The colonialist undertones in Visitation become wince-inducing overtones in Ecce Ancilla Domini, with the uncredited narrator entreating the women religious on screen to “conquer the world for Christ!” and characterising the world outside Surrey as a “hunting ground for souls.” This latter comment is reflected of a montage which opens the film, constructed mostly of nature footage involving animals native to the African continent: lions, elephants, and others considered to be “big game.” These sequences, and the overall colonialist gaze employed by films where (largely white) religious travel to and film (predominantly black) African nations and their people, provided an early point of discussion between the speakers and audience.

Convener Dr Emma Sandon noted that Films with a Mission’s work emerged in part from the earlier Colonial Film Project, which aims to “allow both colonisers and colonised to understand better the truths of Empire” through their depiction in documentary and fiction films. It was noted that a large amount of the African Film Archives consist of films made by missionaries, with very few from this period actually made by African directors, suggesting that the ongoing project of remediating archival images remains a potent source for producing counter-histories of this period.

In her presentation, Birkbeck’s Dr Carmen Mangion theorised that this lens is partly why the Catholic Mission films are forgotten when considering the history of British documentaries. Their colonialist gaze is perhaps off-putting to modern ethnographers, and the propagandist tone counter to considerations of the unbiased, non-fiction documentary form by film historians. Dr Mangion’s contextual lecture also outlined the Catholic mission’s pivot from saving souls to social justice during the period many of these films were made, a concept picked up by both Sister Smyth and visiting researcher Edel Robinson during later discussions.

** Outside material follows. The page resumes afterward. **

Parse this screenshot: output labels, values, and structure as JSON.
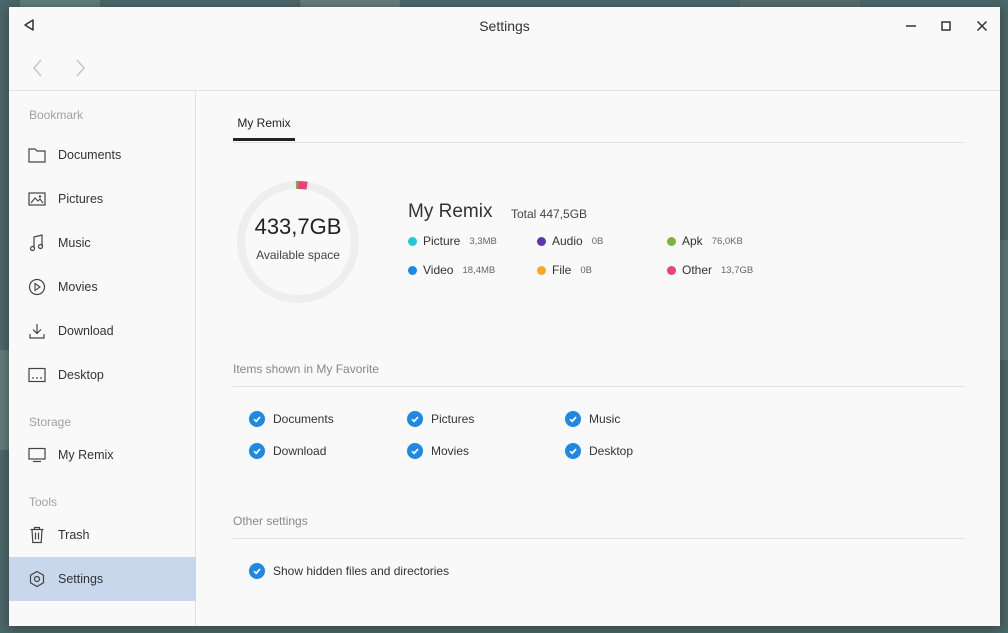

Along with being an at-times discomfiting insight into British imperialism, these films also offer a window onto a fractious period for the church, as women religious struggled with cardinals in Rome to be allowed to train as midwives and nurses, taking on a more active role in and outside the church. Prior to the screening of Visitation, the IFI included footage of the London and Dublin premiers, which Sister Smyth noted included introductions by such cardinals. During a group discussion following the screenings, an audience member asked whether there are records of how effective the films were in their respective aims of gaining members and fundraising. Apparently, no such records exist.

Shorn of their original goals and context, and with half a century of developments in film, medicine, race studies and further divisions within the Catholic church, viewing these documentaries in the modern day was not unlike stumbling across a time capsule. Films with a Mission provided an open, curious, not-uncritical space to parse over its contents.

This event was run in collaboration with the Christian Missions in Global History seminar group, Institute of Historical Research, University of London, and supported by the Birkbeck Wellcome Trust Institutional Strategic Support Fund. Irish films in the programme were provided by the IFI Irish Film Archive.


Films screened

Visitation: the Story of the Medical Missionaries of Mary (Andrew Buchanan, 1947, 60 mins)
Chronicle of the the medical work of a women’s religious order, the Medical Missionaries of Mary, at their mission in Nigeria
Ecce Ancilla Domini (FMDM,1950s, 54 mins)
A recruitment film about the Franciscan Missionary Sisters of the Divine Motherhood (FMDM), Ladywell, Surrey, at their medical and educational missions in Northern and Southern Rhodesia (Zambia, Zimbabwe), Nigeria, Singapore and Malaysia.